Maybe PG&E is playing Enron roulette by profiting off peak power causing momentary outages as they did leading up to their first bankruptcy?

If you think any part of this scenario won’t happen as the result of Governor Gavin Newsom banning all gas and diesel powered new vehicle sales after 2035, you obviously have been channeling Rip Van Winkle for the past 20 years of living in Profit, Greed & Extortion (PG&E) territory.

The most surprising thing about Newsom’s pronouncement is that anyone is surprised by it. The automobile manufacturers have already been hammered into submission so they weren’t caught off guard.

The people who are surprised are among those who embraced the fuzzy goal a few years back of zero emissions for greenhouse gases in California by 2045 without anyone providing details as to how that would happen.

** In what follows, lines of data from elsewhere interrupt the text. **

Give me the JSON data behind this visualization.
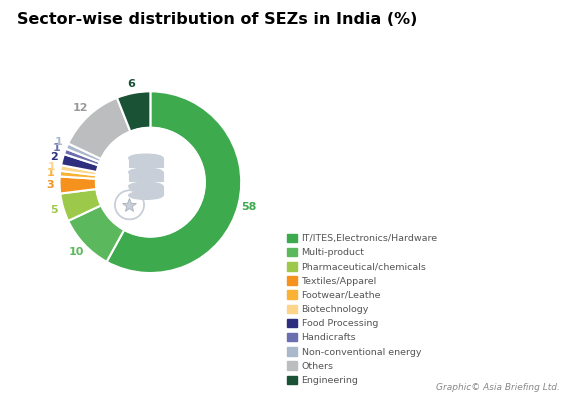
{
  "title": "Sector-wise distribution of SEZs in India (%)",
  "title_fontsize": 11.5,
  "labels": [
    "IT/ITES,Electronics/Hardware",
    "Multi-product",
    "Pharmaceutical/chemicals",
    "Textiles/Apparel",
    "Footwear/Leathe",
    "Biotechnology",
    "Food Processing",
    "Handicrafts",
    "Non-conventional energy",
    "Others",
    "Engineering"
  ],
  "values": [
    58,
    10,
    5,
    3,
    1,
    1,
    2,
    1,
    1,
    12,
    6
  ],
  "colors": [
    "#3daa4e",
    "#5cb85c",
    "#9dc94a",
    "#f5921e",
    "#f9b233",
    "#fcd48a",
    "#2d2f7e",
    "#6b6faf",
    "#abb8cc",
    "#bbbdbe",
    "#1a5235"
  ],
  "pct_labels": [
    "58",
    "10",
    "5",
    "3",
    "1",
    "1",
    "2",
    "1",
    "1",
    "12",
    "6"
  ],
  "pct_colors": [
    "#3daa4e",
    "#5cb85c",
    "#9dc94a",
    "#f5921e",
    "#f9b233",
    "#fcd48a",
    "#2d2f7e",
    "#6b6faf",
    "#abb8cc",
    "#999999",
    "#1a5235"
  ],
  "watermark_text": "Graphic© Asia Briefing Ltd.",
  "background_color": "#ffffff",
  "db_color": "#c8cfd8"
}
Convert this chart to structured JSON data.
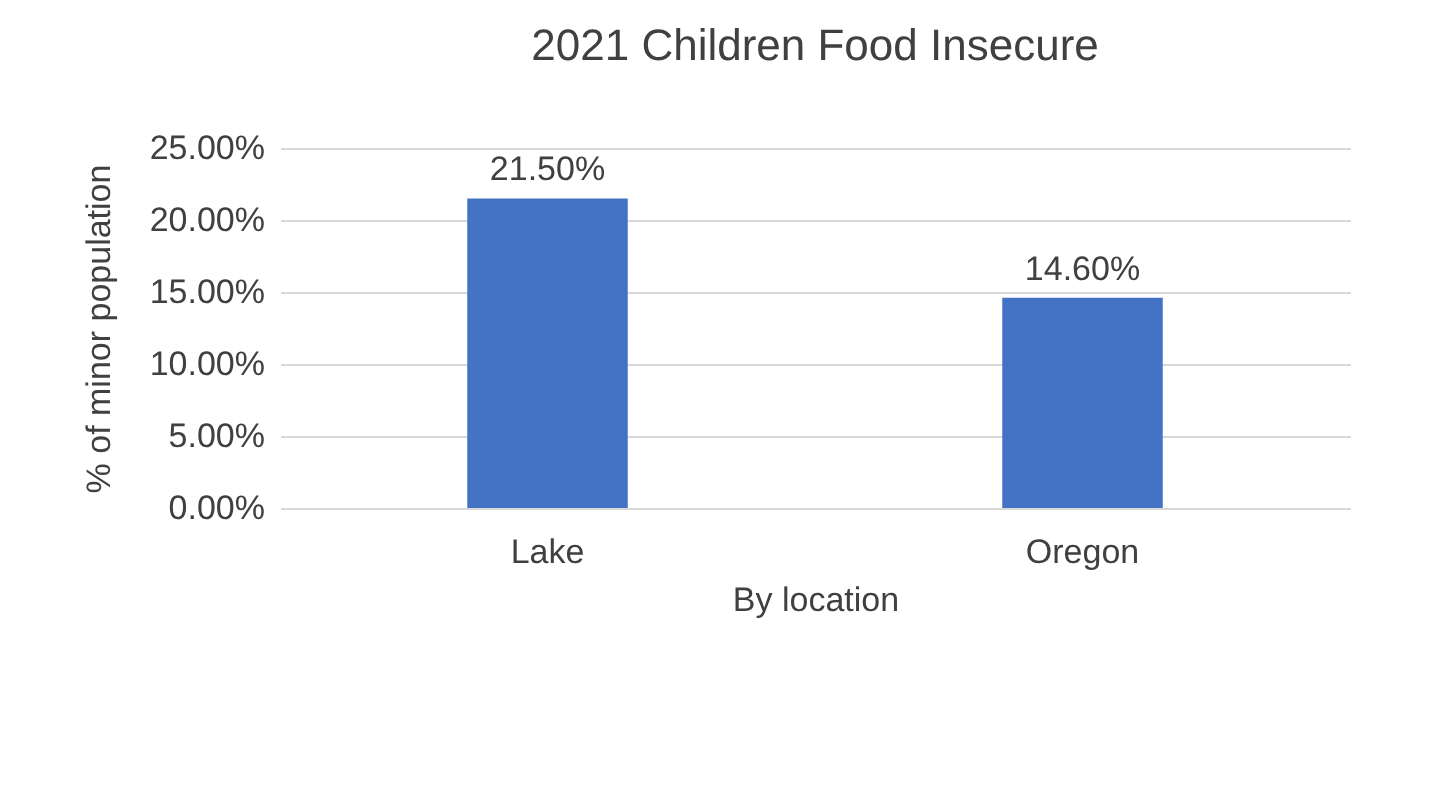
{
  "chart_data": {
    "type": "bar",
    "title": "2021 Children Food Insecure",
    "xlabel": "By location",
    "ylabel": "% of minor population",
    "categories": [
      "Lake",
      "Oregon"
    ],
    "values": [
      21.5,
      14.6
    ],
    "color": "#4472c4",
    "value_labels": [
      "21.50%",
      "14.60%"
    ],
    "ylim": [
      0,
      25
    ],
    "yticks": [
      {
        "value": 0,
        "label": "0.00%"
      },
      {
        "value": 5,
        "label": "5.00%"
      },
      {
        "value": 10,
        "label": "10.00%"
      },
      {
        "value": 15,
        "label": "15.00%"
      },
      {
        "value": 20,
        "label": "20.00%"
      },
      {
        "value": 25,
        "label": "25.00%"
      }
    ],
    "grid": "y"
  }
}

It might interest you to know the San Joaquin Valley Air Pollution Control District is on record as stating you could take every car, truck, train locomotive, farm apparatus and construction equipment off the road and you still will fall way short of meeting air quality and climate goals.

Newsom’s decree to outlaw the sale of new gas or diesel vehicles in California starting in 2035 isn’t aggressive enough to come reasonably close to the stated environmental nirvana goal of zero emissions by 2045.

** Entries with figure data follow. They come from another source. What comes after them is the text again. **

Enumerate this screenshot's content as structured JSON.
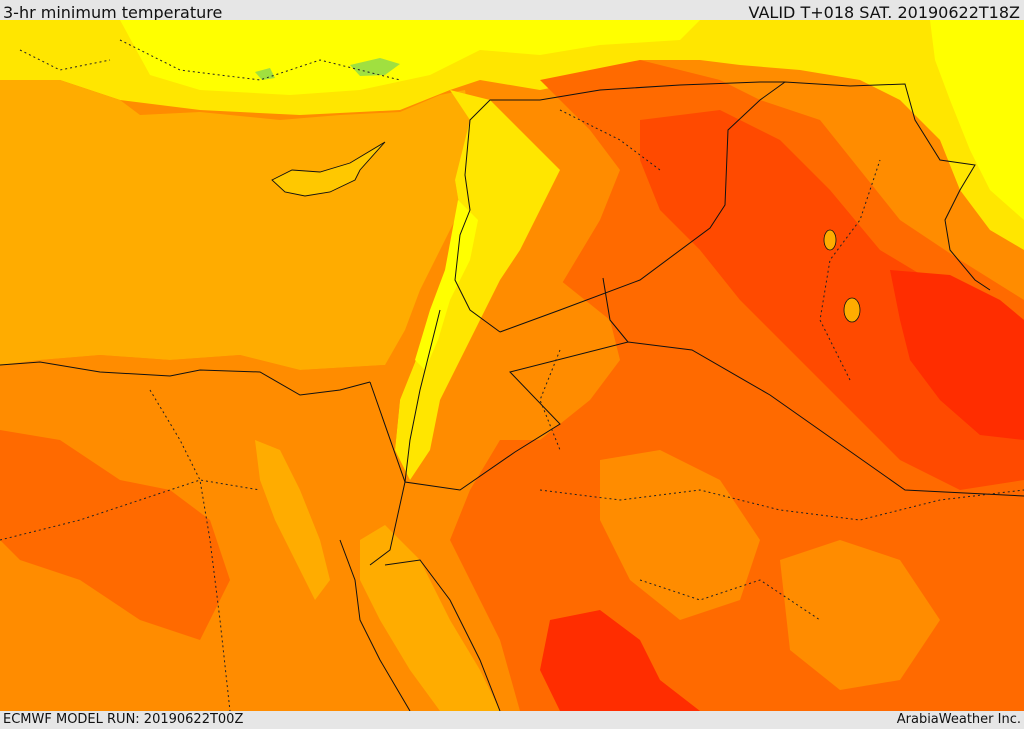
{
  "header": {
    "title": "3-hr minimum temperature",
    "valid": "VALID T+018 SAT. 20190622T18Z"
  },
  "footer": {
    "model_run": "ECMWF MODEL RUN: 20190622T00Z",
    "credit": "ArabiaWeather Inc."
  },
  "colors": {
    "sea": "#ffac00",
    "cool_yellow": "#ffff00",
    "light_yellow": "#ffe600",
    "orange": "#ff8c00",
    "deep_orange": "#ff6a00",
    "red_orange": "#ff4a00",
    "red": "#ff2d00",
    "green_patch": "#a0e040",
    "border_line": "#111111"
  },
  "map": {
    "field": "3-hr minimum temperature",
    "region": "Eastern Mediterranean / Levant / Egypt / Arabia"
  }
}
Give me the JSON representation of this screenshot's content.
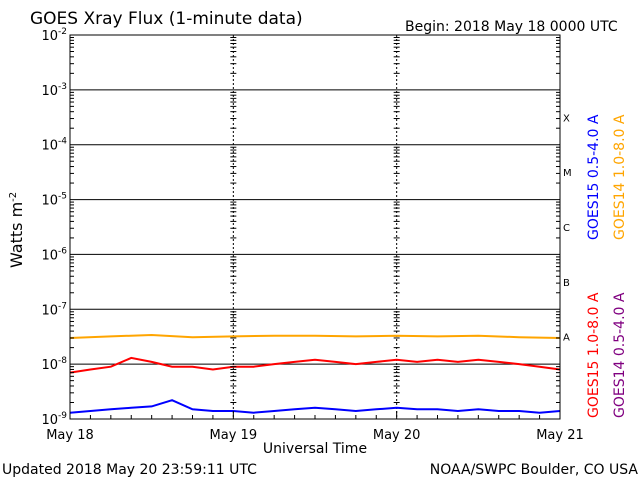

Given most vehicles have a life expectancy of 15 years, the governor should have set the drop dead date for new gas and diesel powered car sale in the Golden State as 2030. Outlawing new vehicle sales that aren’t zero emission five years earlier would mean the residual gas and diesel vehicles still on the road and available for resale in the used car market would be significantly lower.

How well electric vehicles will be effective in remote locales in California where people live, work and play that has always had extreme weather — think 204 inches plus of average annual snow in Truckee and weeks of 110 degree plus weather in the Mojave Desert — is a serious question.

But the real head scratcher is how anyone that is the leader of the world’s fifth largest economy would allow placing the fate of almost everything that powers California’s economy into the hands of PG&E or any of their other for-profit crony utilities.

Imagine a rogue PG&E — as if that is hard to imagine — recklessly ignoring infrastructure upkeep, making investments with short-term profits in mind and playing footsie with state regulators being able to have a vice grip on the ability of 16 million Californians not only to power their homes and businesses but their ability to get to and from work, move goods or to simply travel.

Take the rolling brownouts courtesy of PG&E actions that led to Bankruptcy No. 1 and planned power outages courtesy of PG&E inactions that led to Bankruptcy No. 2. If the state back then had created a new market for PG&E to get even more profitable off of by eliminating gas stations how much worse would it have been?

We may moan and groan about Big Oil and the price of California reformulated gas but pump prices do drop.

When is the last time a PG&E hike was followed by a price reduction?

A company that has a proven track record of being the most costly power provider coast to coast, a safety record so sterling they agreed to plead guilty to 85 felony counts for killing 85 people, and whose reliability at times has relegated parts of its territory to Third World status is going to have the ability of 40 percent of Californians’ ability to move around at their mercy.

In what dimension does that seem like a prudent move?

Newsom should not be slammed for taking the next logical step in implementing the legally adopted legislative goal of zero emissions by 2045.

But he deserves harsh criticism for not addressing the other side of the electric car coin that is the need not just for clean power to charge batteries but electricity that is reliable and reasonably priced.

Before we turn the entire economy blindly over to the for-profit electric company cartel and assume incorrectly — as history indicates it would be — to entrust state regulators to do their jobs, Newsom needs to push for public control of power.

If not, what Newsom did Wednesday was serve up another segment of California’s economy as a sacrificial lamb to further fatten PG&E’s bottom line at the expense of 16 million people.